Considering an instance of the Subset Sum Problem with a positive number multiset \(A=\{a_1,a_2,\ldots ,a_n\}\) and a positive number t, we convert it to an instance of DDFPP using following construction. If n is odd, we insert a zero number into A first. We create two variables \(a_{n+1}\) and \(a_{n+2}\), and let \(\sum _{a_i\in A}{a_i}=b\), \(a_{n+1}=2b-t\), and \(a_{n+2}=b+t\). Then, a new set C is created as follows, \(C=A\cup \{a_{n+1},a_{n+2}\}\). For each number \(a_i\) in C, we generate a file group \(G_{a_i}=\{d_1, d_2, \cdots , d_{a_i}\}\). All generated files are \(G_{a_1}\bigcup G_{a_2}\bigcup \cdots \bigcup G_{a_{n+2}}\), which have \(\sum _{a_i\in C}{a_i}=b+(2b-t)+(b+t)=4b\) files in total. For each data file group \(G_{a_i}\), we create k unique keywords first and insert these k keywords into every file in the group. That is to say, in the \(a_i\)th file group, \(a_i\) files share k same keywords. Next, we insert other randomly generated keywords into every file. Repeat this process until all of the file groups are initialized.

Suppose the file groups constructed above have a data file partition solution, and the file groups can be partitioned into \({\mathcal {F}}_1\) and \({\mathcal {F}}_2\) in polynomial time, such that \(\vert {\mathcal {F}}_1\vert =\vert {\mathcal {F}}_2\vert \) and \(\vert W({\mathcal {F}}_1)\bigcap W({\mathcal {F}}_2)\vert <k\). We now prove that A has a subset sum solution.
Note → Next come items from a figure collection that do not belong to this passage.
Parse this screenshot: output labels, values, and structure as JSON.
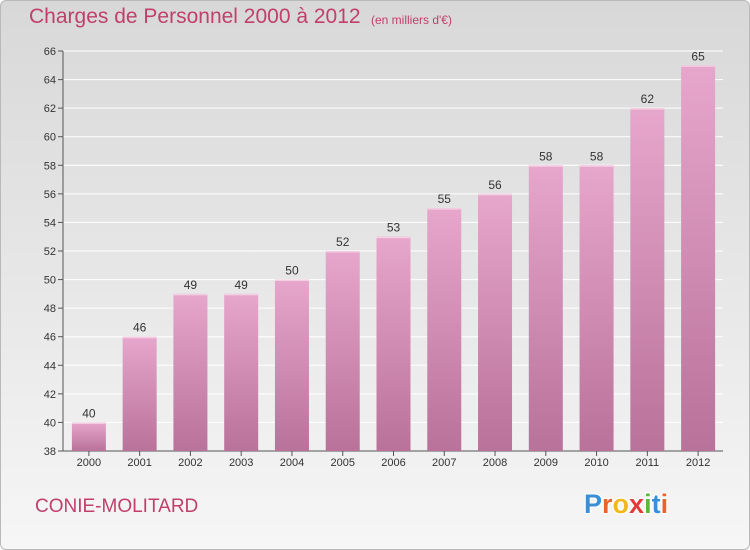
{
  "header": {
    "title": "Charges de Personnel 2000 à 2012",
    "subtitle": "(en milliers d'€)"
  },
  "footer": {
    "commune": "CONIE-MOLITARD",
    "logo_letters": [
      {
        "char": "P",
        "color": "#3a8fd6"
      },
      {
        "char": "r",
        "color": "#e8642c"
      },
      {
        "char": "o",
        "color": "#f0b81c"
      },
      {
        "char": "x",
        "color": "#e23b3b"
      },
      {
        "char": "i",
        "color": "#5cb83a"
      },
      {
        "char": "t",
        "color": "#3a8fd6"
      },
      {
        "char": "i",
        "color": "#e8642c"
      }
    ]
  },
  "colors": {
    "bar_top": "#e7a6cb",
    "bar_bottom": "#b9729a",
    "grid": "#ffffff",
    "text_accent": "#c0406a"
  },
  "chart_data": {
    "type": "bar",
    "title": "Charges de Personnel 2000 à 2012",
    "subtitle": "(en milliers d'€)",
    "xlabel": "",
    "ylabel": "",
    "categories": [
      "2000",
      "2001",
      "2002",
      "2003",
      "2004",
      "2005",
      "2006",
      "2007",
      "2008",
      "2009",
      "2010",
      "2011",
      "2012"
    ],
    "values": [
      40,
      46,
      49,
      49,
      50,
      52,
      53,
      55,
      56,
      58,
      58,
      62,
      65
    ],
    "ylim": [
      38,
      66
    ],
    "yticks": [
      38,
      40,
      42,
      44,
      46,
      48,
      50,
      52,
      54,
      56,
      58,
      60,
      62,
      64,
      66
    ],
    "grid": true,
    "data_labels": true
  }
}
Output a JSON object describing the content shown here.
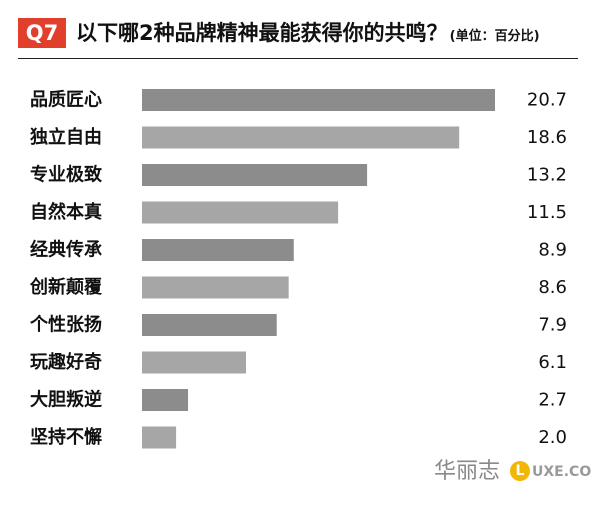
{
  "header": {
    "badge": "Q7",
    "title": "以下哪2种品牌精神最能获得你的共鸣？",
    "unit": "(单位：百分比)"
  },
  "colors": {
    "badge": "#e0402b",
    "bar_dark": "#8c8c8c",
    "bar_light": "#a6a6a6"
  },
  "chart_data": {
    "type": "bar",
    "orientation": "horizontal",
    "title": "以下哪2种品牌精神最能获得你的共鸣？",
    "unit": "(单位：百分比)",
    "categories": [
      "品质匠心",
      "独立自由",
      "专业极致",
      "自然本真",
      "经典传承",
      "创新颠覆",
      "个性张扬",
      "玩趣好奇",
      "大胆叛逆",
      "坚持不懈"
    ],
    "values": [
      20.7,
      18.6,
      13.2,
      11.5,
      8.9,
      8.6,
      7.9,
      6.1,
      2.7,
      2.0
    ],
    "value_labels": [
      "20.7",
      "18.6",
      "13.2",
      "11.5",
      "8.9",
      "8.6",
      "7.9",
      "6.1",
      "2.7",
      "2.0"
    ],
    "xlim": [
      0,
      20.7
    ],
    "grid": false,
    "legend": "none"
  },
  "footer": {
    "brand": "华丽志",
    "luxe_letter": "L",
    "luxe_text": "UXE.CO"
  }
}
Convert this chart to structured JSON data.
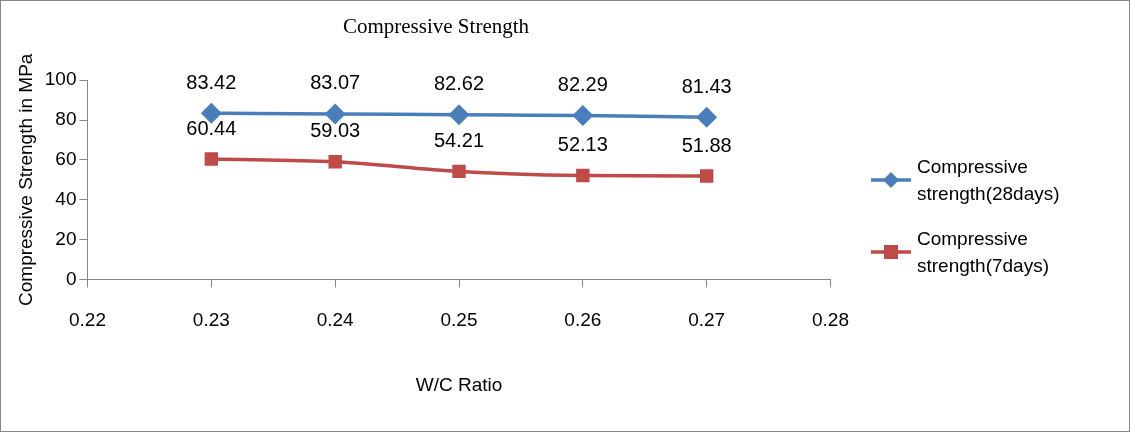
{
  "chart_data": {
    "type": "line",
    "title": "Compressive Strength",
    "xlabel": "W/C Ratio",
    "ylabel": "Compressive Strength in MPa",
    "x": [
      0.23,
      0.24,
      0.25,
      0.26,
      0.27
    ],
    "series": [
      {
        "name": "Compressive strength(28days)",
        "color": "#4a7ebb",
        "marker": "diamond",
        "values": [
          83.42,
          83.07,
          82.62,
          82.29,
          81.43
        ]
      },
      {
        "name": "Compressive strength(7days)",
        "color": "#be4b48",
        "marker": "square",
        "values": [
          60.44,
          59.03,
          54.21,
          52.13,
          51.88
        ]
      }
    ],
    "xlim": [
      0.22,
      0.28
    ],
    "xticks": [
      0.22,
      0.23,
      0.24,
      0.25,
      0.26,
      0.27,
      0.28
    ],
    "ylim": [
      0,
      100
    ],
    "yticks": [
      0,
      20,
      40,
      60,
      80,
      100
    ],
    "grid": false,
    "legend": "right",
    "data_labels": true,
    "line_style": "solid"
  }
}
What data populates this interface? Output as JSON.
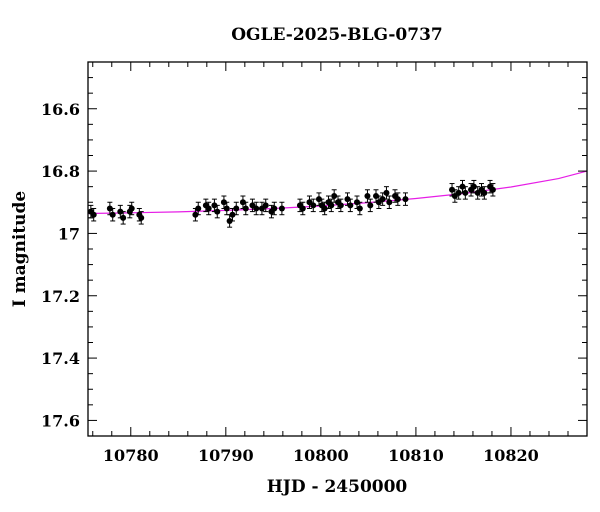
{
  "chart_data": {
    "type": "scatter",
    "title": "OGLE-2025-BLG-0737",
    "xlabel": "HJD - 2450000",
    "ylabel": "I magnitude",
    "xlim": [
      10775.5,
      10828
    ],
    "ylim": [
      17.65,
      16.45
    ],
    "y_inverted": true,
    "grid": false,
    "x_ticks": [
      10780,
      10790,
      10800,
      10810,
      10820
    ],
    "x_tick_labels": [
      "10780",
      "10790",
      "10800",
      "10810",
      "10820"
    ],
    "y_ticks": [
      16.6,
      16.8,
      17.0,
      17.2,
      17.4,
      17.6
    ],
    "y_tick_labels": [
      "16.6",
      "16.8",
      "17",
      "17.2",
      "17.4",
      "17.6"
    ],
    "model_color": "#e61ee6",
    "model": {
      "x": [
        10775.5,
        10780,
        10785,
        10790,
        10795,
        10800,
        10805,
        10810,
        10815,
        10820,
        10825,
        10828
      ],
      "y": [
        16.936,
        16.934,
        16.931,
        16.926,
        16.92,
        16.912,
        16.901,
        16.888,
        16.872,
        16.851,
        16.824,
        16.8
      ]
    },
    "series": [
      {
        "x": [
          10775.8,
          10776.1,
          10777.8,
          10778.1,
          10778.9,
          10779.2,
          10779.9,
          10780.1,
          10780.9,
          10781.1,
          10786.8,
          10787.1,
          10787.9,
          10788.2,
          10788.8,
          10789.1,
          10789.8,
          10790.1,
          10790.4,
          10790.7,
          10791.1,
          10791.8,
          10792.1,
          10792.8,
          10793.2,
          10793.8,
          10794.2,
          10794.8,
          10795.1,
          10795.9,
          10797.8,
          10798.1,
          10798.8,
          10799.2,
          10799.8,
          10800.1,
          10800.4,
          10800.8,
          10801.1,
          10801.4,
          10801.8,
          10802.1,
          10802.8,
          10803.1,
          10803.8,
          10804.1,
          10804.9,
          10805.2,
          10805.8,
          10806.1,
          10806.5,
          10806.9,
          10807.2,
          10807.8,
          10808.1,
          10808.9,
          10813.8,
          10814.1,
          10814.5,
          10814.9,
          10815.2,
          10815.8,
          10816.1,
          10816.5,
          10816.9,
          10817.2,
          10817.8,
          10818.1
        ],
        "y": [
          16.93,
          16.94,
          16.92,
          16.94,
          16.93,
          16.95,
          16.93,
          16.92,
          16.94,
          16.95,
          16.94,
          16.92,
          16.91,
          16.92,
          16.91,
          16.93,
          16.9,
          16.92,
          16.96,
          16.94,
          16.92,
          16.9,
          16.92,
          16.91,
          16.92,
          16.92,
          16.91,
          16.93,
          16.92,
          16.92,
          16.91,
          16.92,
          16.9,
          16.91,
          16.89,
          16.91,
          16.92,
          16.9,
          16.91,
          16.88,
          16.9,
          16.91,
          16.89,
          16.91,
          16.9,
          16.92,
          16.88,
          16.91,
          16.88,
          16.9,
          16.89,
          16.87,
          16.9,
          16.88,
          16.89,
          16.89,
          16.86,
          16.88,
          16.87,
          16.85,
          16.87,
          16.86,
          16.85,
          16.87,
          16.86,
          16.87,
          16.85,
          16.86
        ],
        "err": 0.02
      }
    ]
  }
}
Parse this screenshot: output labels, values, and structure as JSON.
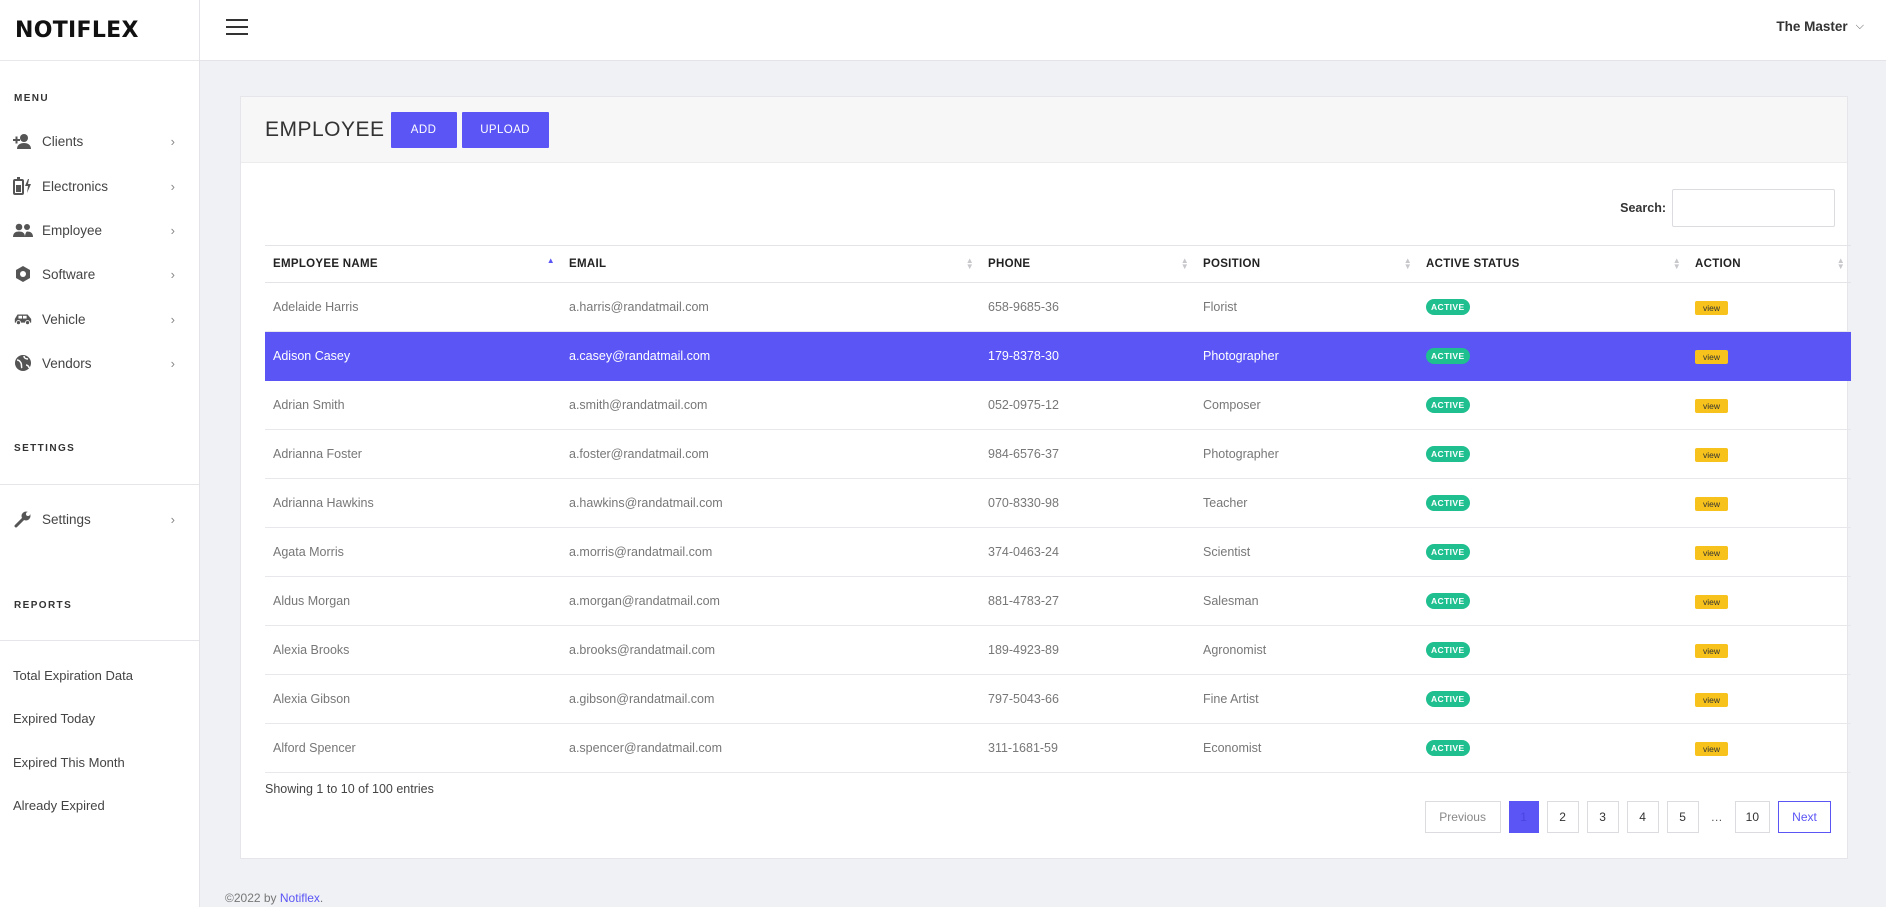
{
  "brand": "NOTIFLEX",
  "sidebar": {
    "menu_title": "MENU",
    "items": [
      {
        "label": "Clients",
        "icon": "user-plus-icon"
      },
      {
        "label": "Electronics",
        "icon": "device-charging-icon"
      },
      {
        "label": "Employee",
        "icon": "users-icon"
      },
      {
        "label": "Software",
        "icon": "hexagon-icon"
      },
      {
        "label": "Vehicle",
        "icon": "car-icon"
      },
      {
        "label": "Vendors",
        "icon": "globe-icon"
      }
    ],
    "settings_title": "SETTINGS",
    "settings_item": {
      "label": "Settings",
      "icon": "wrench-icon"
    },
    "reports_title": "REPORTS",
    "reports": [
      "Total Expiration Data",
      "Expired Today",
      "Expired This Month",
      "Already Expired"
    ]
  },
  "topbar": {
    "user_name": "The Master"
  },
  "page": {
    "title": "EMPLOYEE",
    "add_label": "ADD",
    "upload_label": "UPLOAD",
    "search_label": "Search:",
    "search_value": ""
  },
  "table": {
    "headers": [
      "EMPLOYEE NAME",
      "EMAIL",
      "PHONE",
      "POSITION",
      "ACTIVE STATUS",
      "ACTION"
    ],
    "rows": [
      {
        "name": "Adelaide Harris",
        "email": "a.harris@randatmail.com",
        "phone": "658-9685-36",
        "position": "Florist",
        "status": "ACTIVE",
        "action": "view"
      },
      {
        "name": "Adison Casey",
        "email": "a.casey@randatmail.com",
        "phone": "179-8378-30",
        "position": "Photographer",
        "status": "ACTIVE",
        "action": "view"
      },
      {
        "name": "Adrian Smith",
        "email": "a.smith@randatmail.com",
        "phone": "052-0975-12",
        "position": "Composer",
        "status": "ACTIVE",
        "action": "view"
      },
      {
        "name": "Adrianna Foster",
        "email": "a.foster@randatmail.com",
        "phone": "984-6576-37",
        "position": "Photographer",
        "status": "ACTIVE",
        "action": "view"
      },
      {
        "name": "Adrianna Hawkins",
        "email": "a.hawkins@randatmail.com",
        "phone": "070-8330-98",
        "position": "Teacher",
        "status": "ACTIVE",
        "action": "view"
      },
      {
        "name": "Agata Morris",
        "email": "a.morris@randatmail.com",
        "phone": "374-0463-24",
        "position": "Scientist",
        "status": "ACTIVE",
        "action": "view"
      },
      {
        "name": "Aldus Morgan",
        "email": "a.morgan@randatmail.com",
        "phone": "881-4783-27",
        "position": "Salesman",
        "status": "ACTIVE",
        "action": "view"
      },
      {
        "name": "Alexia Brooks",
        "email": "a.brooks@randatmail.com",
        "phone": "189-4923-89",
        "position": "Agronomist",
        "status": "ACTIVE",
        "action": "view"
      },
      {
        "name": "Alexia Gibson",
        "email": "a.gibson@randatmail.com",
        "phone": "797-5043-66",
        "position": "Fine Artist",
        "status": "ACTIVE",
        "action": "view"
      },
      {
        "name": "Alford Spencer",
        "email": "a.spencer@randatmail.com",
        "phone": "311-1681-59",
        "position": "Economist",
        "status": "ACTIVE",
        "action": "view"
      }
    ],
    "selected_row": 1,
    "showing": "Showing 1 to 10 of 100 entries"
  },
  "pagination": {
    "previous": "Previous",
    "pages": [
      "1",
      "2",
      "3",
      "4",
      "5"
    ],
    "ellipsis": "…",
    "last": "10",
    "next": "Next",
    "current": "1"
  },
  "footer": {
    "copyright": "©2022 by ",
    "link": "Notiflex",
    "suffix": "."
  },
  "colors": {
    "accent": "#5b55f5",
    "active_badge": "#1fbf8f",
    "view_badge": "#f6c21b"
  }
}
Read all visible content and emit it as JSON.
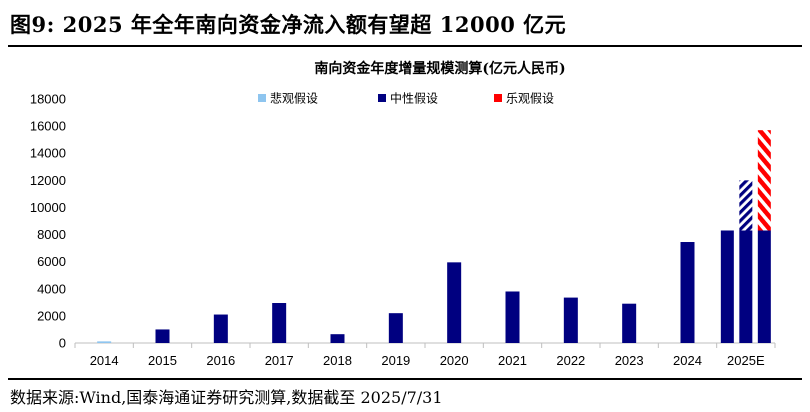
{
  "figure": {
    "title": "图9:  2025 年全年南向资金净流入额有望超 12000 亿元",
    "source": "数据来源:Wind,国泰海通证券研究测算,数据截至 2025/7/31"
  },
  "colors": {
    "pessimistic": "#8ec5ef",
    "neutral": "#000080",
    "optimistic": "#ff0000",
    "axis": "#bfbfbf"
  },
  "chart_data": {
    "type": "bar",
    "title": "南向资金年度增量规模测算(亿元人民币)",
    "xlabel": "",
    "ylabel": "",
    "ylim": [
      0,
      18000
    ],
    "yticks": [
      "0",
      "2000",
      "4000",
      "6000",
      "8000",
      "10000",
      "12000",
      "14000",
      "16000",
      "18000"
    ],
    "grid": false,
    "legend_position": "top",
    "categories": [
      "2014",
      "2015",
      "2016",
      "2017",
      "2018",
      "2019",
      "2020",
      "2021",
      "2022",
      "2023",
      "2024",
      "2025E"
    ],
    "series": [
      {
        "name": "悲观假设",
        "values": [
          120,
          null,
          null,
          null,
          null,
          null,
          null,
          null,
          null,
          null,
          null,
          8300
        ],
        "style": "solid"
      },
      {
        "name": "中性假设",
        "values": [
          null,
          1000,
          2100,
          2950,
          650,
          2200,
          5950,
          3800,
          3350,
          2900,
          7450,
          12000
        ],
        "style": "solid",
        "projection_style": "hatched"
      },
      {
        "name": "乐观假设",
        "values": [
          null,
          null,
          null,
          null,
          null,
          null,
          null,
          null,
          null,
          null,
          null,
          15700
        ],
        "style": "hatched"
      }
    ],
    "projection_base": 8300
  }
}
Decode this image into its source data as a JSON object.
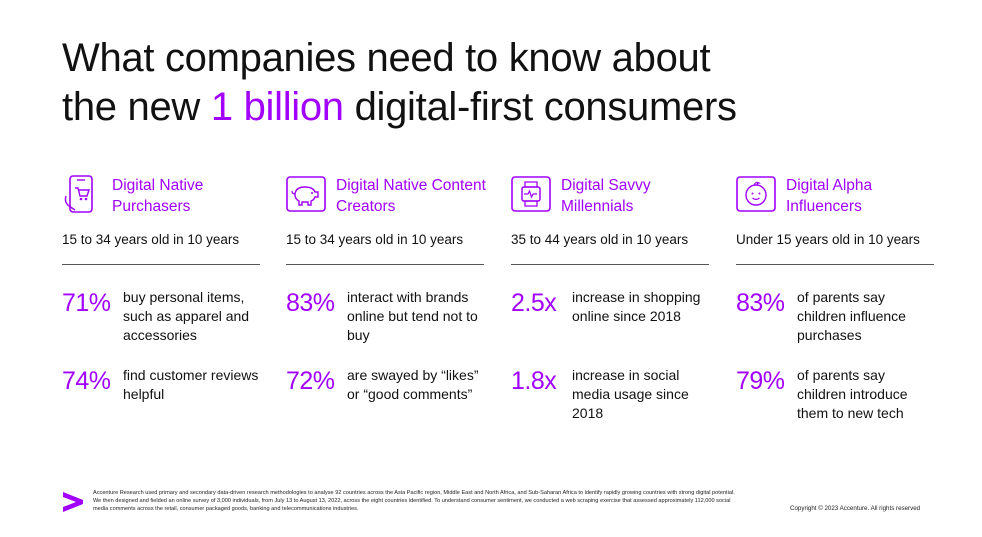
{
  "title": {
    "line1": "What companies need to know about",
    "line2_pre": "the new ",
    "line2_highlight": "1 billion",
    "line2_post": " digital-first consumers"
  },
  "accent_color": "#a100ff",
  "segments": [
    {
      "icon": "phone-cart-icon",
      "title": "Digital Native Purchasers",
      "age": "15 to 34 years old in 10 years",
      "stats": [
        {
          "value": "71%",
          "text": "buy personal items, such as apparel and accessories"
        },
        {
          "value": "74%",
          "text": "find customer reviews helpful"
        }
      ]
    },
    {
      "icon": "piggy-bank-icon",
      "title": "Digital Native Content Creators",
      "age": "15 to 34 years old in 10 years",
      "stats": [
        {
          "value": "83%",
          "text": "interact with brands online but tend not to buy"
        },
        {
          "value": "72%",
          "text": "are swayed by “likes” or “good comments”"
        }
      ]
    },
    {
      "icon": "smartwatch-icon",
      "title": "Digital Savvy Millennials",
      "age": "35 to 44 years old in 10 years",
      "stats": [
        {
          "value": "2.5x",
          "text": "increase in shopping online since 2018"
        },
        {
          "value": "1.8x",
          "text": "increase in social media usage since 2018"
        }
      ]
    },
    {
      "icon": "baby-face-icon",
      "title": "Digital Alpha Influencers",
      "age": "Under 15 years old in 10 years",
      "stats": [
        {
          "value": "83%",
          "text": "of parents say children influence purchases"
        },
        {
          "value": "79%",
          "text": "of parents say children introduce them to new tech"
        }
      ]
    }
  ],
  "footer": {
    "methodology": "Accenture Research used primary and secondary data-driven research methodologies to analyse 92 countries across the Asia Pacific region, Middle East and North Africa, and Sub-Saharan Africa to identify rapidly growing countries with strong digital potential. We then designed and fielded an online survey of 3,000 individuals, from July 13 to August 13, 2022, across the eight countries identified. To understand consumer sentiment, we conducted a web scraping exercise that assessed approximately 112,000 social media comments across the retail, consumer packaged goods, banking and telecommunications industries.",
    "copyright": "Copyright © 2023 Accenture. All rights reserved",
    "logo_icon": "accenture-chevron-icon"
  }
}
Note that, for each of the file group, the files share k common keywords. It implies that for any file group \(G_{a_i}\) constructed from the number \(a_i\), the files of \(G_{a_i}\) are either all in \({\mathcal {F}}_1\) or all in \({\mathcal {F}}_2\). Otherwise, suppose there exist two files \(d_i\) and \(d_j\) with \(d_i\in {\mathcal {F}}_1\) and \(d_j\in {\mathcal {F}}_2\), then we have \(\vert d_i\bigcap d_j\vert \geqslant k\) and \(\vert W({\mathcal {F}}_1)\bigcap W({\mathcal {F}}_2)\vert \geqslant k\). This contradicts the fact that we assume. Since \(\vert {\mathcal {F}}_1\vert =\vert {\mathcal {F}}_2\vert \), we have \(\vert G_{x_1}\vert +\vert G_{x_2}\vert +\cdots +\vert G_{x_r}\vert =\vert G_{y_1}\vert +\vert G_{y_2}\vert +\cdots +\vert G_{y_r}\vert \), where \(G_{x_i}\subseteq {\mathcal {F}}_1\), \(G_{y_i}\subseteq {\mathcal {F}}_2\), and \(2r=n+2\). As \(\vert G_{x_i}\vert =x_i\) and \(\vert G_{y_i}\vert =y_i\), the following equation holds, \(x_1+x_2+\cdots +x_r=y_1+y_2+\cdots +y_r\). Let \(B=\{x_1,x_2,\ldots ,x_r\}\) and \(B'=\{y_1,y_2,\ldots ,y_r\}\). Note that, \(a_{n+1}\) and \(a_{n+2}\) cannot coexist in the set B or in the set \(B'\), otherwise, \(\sum {x_i}\ne \sum {y_i}\). If \(a_{n+1}\) is in B, then the subset sum \(\sum _{i\in ({B-\{a_{n+1}\}})}a_i=(2b-(2b-t))=t\). If \(a_{n+1}\) is in B,’ then \(\sum _{i\in ({B'-\{a_{n+1}\}})}a_i=(2b-(2b-t))=t\). Now, we have a subset sum solution of \(B-\{a_{n+1}\}\) or \(B'-\{a_{n+1}\}\). Finally, the Subset Sum Problem \(\le _p\) DDFPP, which means DDFPP is NP-complete. Since DDFPP is a special case of DFPP, then DFPP is NP-hard.